L’autre se mit à rire.

– Tu en boiras, dit-il.

– Jamais!… fit Jack, et, se raidissant par un sursaut de sa volonté bien plus que par l’effort de tous ses muscles, il chargea la lourde corbeille sur son dos et la monta courageusement.

Le pont présentait un coup d’œil animé et pittoresque. Le petit paquebot amenant les voyageurs venait d’arriver et de se ranger à côté du grand steamer. De là montait une foule de passagers, pressés, ahuris, qui offraient une diversité étonnante de costumes et de langages, tous les pays de la terre se donnant rendez-vous sur ce milieu mixte, international, qu’on appelle un pont de navire. Tout ce monde courait, s’installait. Des gens étaient gais, d’autres pleuraient d’un adieu précipité; mais tous avaient au front un souci ou un espoir, car les déplacements sont presque toujours le résultat d’une perturbation, de quelque volte d’existence, et c’est en général le dernier tremblement d’une grande secousse que ces départs qui vous jettent d’un continent à un autre. Aussi les deuils côtoient l’aventure sur les ponts des paquebots et mêlent leur mélancolie à la fièvre du voyage.

Elle était partout, cette fièvre singulière, dans la marée qui montait à grand bruit, dans les révoltes du vaisseau tirant son ancre, dans l’agitation des petites barques qui l’entouraient. Elle animait là-bas, sur la jetée, une foule émue et curieuse, venue pour saluer les voyageurs, suivre de loin quelque silhouette aimée, et formant sur l’étroit espace comme une barre sombre qui coupait l’horizon bleu. Elle doublait, cette fièvre, l’élan des bateaux de pêche gagnant le large à pleines voiles pour toute une nuit de hasard et de combat; et les grands steamers qui rentraient la sentaient battre, dans leurs toiles lasses, comme un regret des beaux pays parcourus.
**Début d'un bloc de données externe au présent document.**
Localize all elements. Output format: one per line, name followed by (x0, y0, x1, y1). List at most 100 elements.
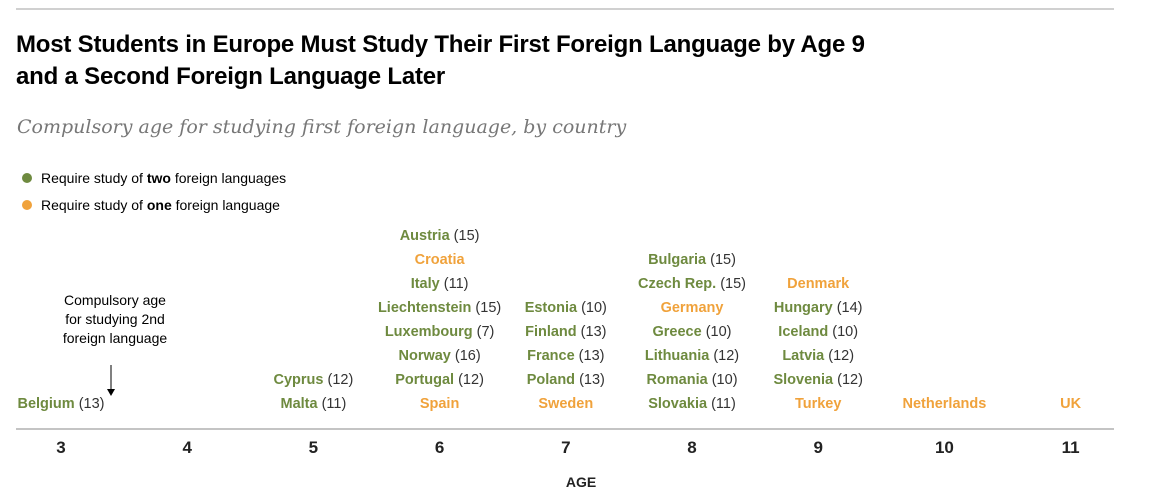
legend-item-one: Require study of one foreign language (22, 195, 286, 222)
country-name: Turkey (795, 396, 841, 412)
country-name: Cyprus (274, 372, 324, 388)
country-name: Latvia (782, 348, 825, 364)
country-label: Germany (661, 300, 724, 316)
country-name: Spain (420, 396, 459, 412)
country-name: Iceland (778, 324, 828, 340)
legend-text-bold: one (146, 197, 172, 213)
country-label: Romania (10) (646, 372, 737, 388)
x-tick-label: 4 (182, 438, 192, 457)
legend-dot-one-icon (22, 200, 32, 211)
country-label: Sweden (538, 396, 593, 412)
country-label: France (13) (527, 348, 604, 364)
x-tick-label: 3 (56, 438, 65, 457)
country-label: Malta (11) (280, 396, 346, 412)
second-language-age: (16) (451, 348, 481, 364)
country-name: Slovenia (773, 372, 834, 388)
second-language-age: (12) (833, 372, 863, 388)
annotation-line: Compulsory age (64, 292, 166, 308)
country-name: France (527, 348, 575, 364)
country-label: Iceland (10) (778, 324, 858, 340)
country-label: Lithuania (12) (645, 348, 739, 364)
country-name: Germany (661, 300, 724, 316)
country-label: UK (1060, 396, 1081, 412)
second-language-age: (15) (716, 276, 746, 292)
annotation-line: for studying 2nd (65, 311, 165, 327)
second-language-age: (12) (824, 348, 854, 364)
country-label: Spain (420, 396, 459, 412)
legend-text-before: Require study of (41, 197, 147, 213)
country-name: Luxembourg (385, 324, 473, 340)
second-language-age: (13) (75, 396, 105, 412)
second-language-age: (10) (828, 324, 858, 340)
country-label: Liechtenstein (15) (378, 300, 501, 316)
x-axis-title: AGE (566, 474, 596, 490)
legend: Require study of two foreign languages R… (22, 168, 286, 222)
legend-text-after: foreign language (171, 197, 280, 213)
second-language-age: (15) (706, 252, 736, 268)
country-name: Croatia (415, 252, 466, 268)
second-language-age: (13) (575, 348, 605, 364)
country-label: Estonia (10) (525, 300, 607, 316)
country-name: Greece (652, 324, 701, 340)
second-language-age: (12) (709, 348, 739, 364)
second-language-annotation: Compulsory age for studying 2nd foreign … (40, 291, 190, 348)
country-label: Slovakia (11) (648, 396, 736, 412)
country-label: Portugal (12) (395, 372, 484, 388)
chart-title-line-1: Most Students in Europe Must Study Their… (16, 31, 865, 58)
legend-text-bold: two (146, 170, 171, 186)
x-tick-label: 8 (687, 438, 696, 457)
annotation-arrow-icon (107, 389, 115, 396)
country-label: Belgium (13) (17, 396, 104, 412)
second-language-age: (12) (323, 372, 353, 388)
country-name: Bulgaria (648, 252, 707, 268)
second-language-age: (12) (454, 372, 484, 388)
country-name: Hungary (774, 300, 833, 316)
second-language-age: (11) (707, 396, 736, 412)
country-label: Hungary (14) (774, 300, 863, 316)
country-label: Slovenia (12) (773, 372, 862, 388)
second-language-age: (13) (577, 324, 607, 340)
country-name: Italy (411, 276, 440, 292)
country-name: Belgium (17, 396, 74, 412)
chart-title: Most Students in Europe Must Study Their… (16, 29, 1116, 93)
country-name: Denmark (787, 276, 850, 292)
country-label: Poland (13) (527, 372, 605, 388)
second-language-age: (14) (833, 300, 863, 316)
country-label: Croatia (415, 252, 466, 268)
country-name: Netherlands (902, 396, 986, 412)
x-tick-label: 11 (1062, 438, 1080, 457)
x-tick-label: 10 (935, 438, 954, 457)
top-rule (16, 8, 1114, 10)
country-label: Bulgaria (15) (648, 252, 736, 268)
country-label: Cyprus (12) (274, 372, 354, 388)
country-name: Czech Rep. (638, 276, 716, 292)
country-label: Latvia (12) (782, 348, 854, 364)
country-name: UK (1060, 396, 1081, 412)
country-name: Slovakia (648, 396, 708, 412)
second-language-age: (10) (702, 324, 732, 340)
country-label: Netherlands (902, 396, 986, 412)
second-language-age: (15) (450, 228, 480, 244)
country-name: Liechtenstein (378, 300, 471, 316)
x-tick-label: 5 (309, 438, 318, 457)
country-name: Austria (400, 228, 451, 244)
second-language-age: (11) (440, 276, 469, 292)
second-language-age: (10) (577, 300, 607, 316)
country-label: Norway (16) (398, 348, 480, 364)
country-name: Finland (525, 324, 577, 340)
country-name: Portugal (395, 372, 454, 388)
second-language-age: (11) (318, 396, 347, 412)
country-label: Czech Rep. (15) (638, 276, 746, 292)
country-name: Poland (527, 372, 575, 388)
country-name: Lithuania (645, 348, 710, 364)
x-tick-label: 6 (435, 438, 444, 457)
chart-subtitle: Compulsory age for studying first foreig… (17, 116, 627, 138)
country-label: Denmark (787, 276, 850, 292)
legend-text-after: foreign languages (170, 170, 287, 186)
country-label: Luxembourg (7) (385, 324, 495, 340)
legend-item-two: Require study of two foreign languages (22, 168, 286, 195)
country-label: Austria (15) (400, 228, 480, 244)
second-language-age: (7) (473, 324, 495, 340)
country-label: Greece (10) (652, 324, 731, 340)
Pendant que l’embarquement finissait, que la cloche de l’avant du navire hâtait les dernières brouettes, Jack, son panier d’escarbilles vidé, était resté appuyé au bastingage à regarder les passagers, ceux des cabines confortablement mis et équipés, et ceux du pont déjà assis sur leur mince bagage… Où allaient-ils?… Quelle chimère les emportait? Quelle réalité cruelle et froide les attendait à l’arrivée!… Un couple surtout l’intéressait, une mère et son enfant qui lui rappelaient l’image d’Ida et du petit Jack alors qu’ils se tenaient ainsi par la main. La femme, jeune, tout en noir, enveloppée d’un sarapé mexicain à grandes raies, avec cette allure indépendante que les femmes de militaires ou de marins prennent des absences fréquentes de leur mari. L’enfant, habillé à l’anglaise, ressemblant à s’y méprendre au joli filleul de lord Peambock.

Quand ils passèrent près de Jack, tous deux eurent un mouvement d’écart, et la longue robe de soie fut vivement relevée pour ne pas frôler les manches du chauffeur noires de charbon. Ce fut un mouvement presque imperceptible, mais qu’il comprit; et du coup il lui sembla que son passé, ce cher passé en deux personnes qu’il invoquait aux mauvais jours, venait de le renier, de s’éloigner de lui à jamais.